In reference to the following article:
Including emergency departments in hospitals’ bar-code-assisted medication administration. Am J Health-Syst Pharm. 2012; 69:1018-1019 (don’t bother trying to access the article unless you have a subscription -#fail)
EDs are terrible places for medication administration because the healthcare providers are always in a hurry secondary to the nature of this particular patient care area, i.e. emergencies. All too often medications go unchecked during the medication use process. And to make matters worse, the ED is often times the last place to get BCMA in a planned rollout. It’s also the place where things like BCMA get the most pushback from physicians and nurses.

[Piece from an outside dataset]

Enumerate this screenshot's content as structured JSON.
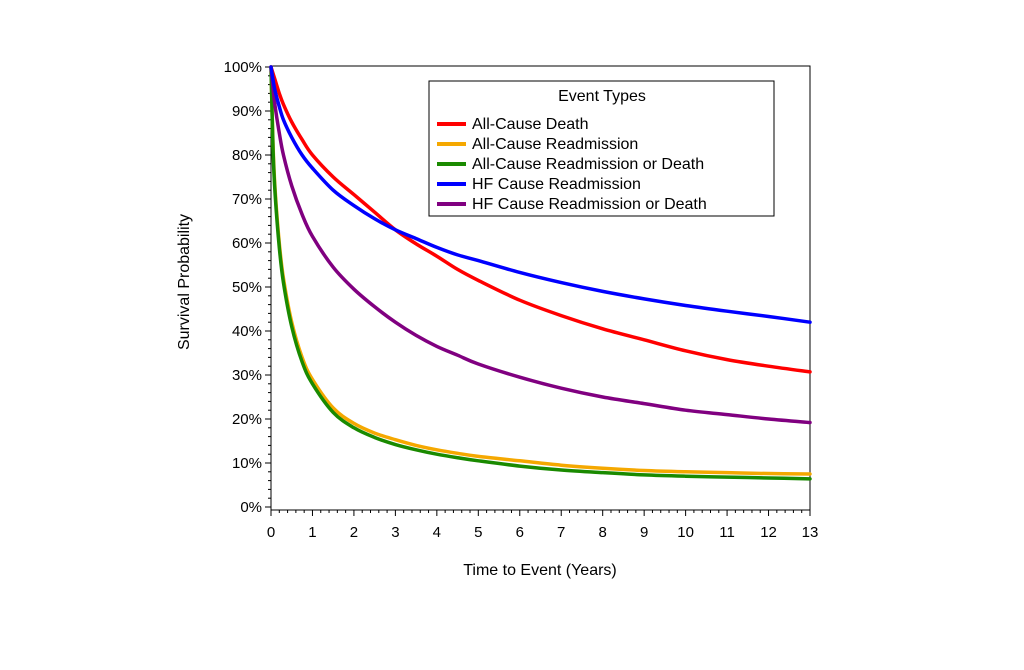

According to the article “Emergency departments (EDs) are patient care areas that are prone to medication errors. For this reason, we recommend that EDs be considered in any roll-out of BCMA. Studies have shown that the medication administration error rate in EDs is approximately 7%, with 40% of medication errors reaching patients.4,5 The results of these studies suggest that BCMA could reduce ED medication errors, yet this technology is noticeably absent from the ED.†Pretty much what I just said.
In order to benefit from BCMA you have to be willing to deploy it to all areas of the hospital, including the ED. I heard a similar message earlier this year at the unSUMMIT when one of the speakers said that most facilities are far from 100% BCMA compliant because of areas like radiology, infusion centers, EDs, etc.
Makes one wonder how accurate things like the 2011 ASHP National Survey of Pharmacy Practice are. Food for thought.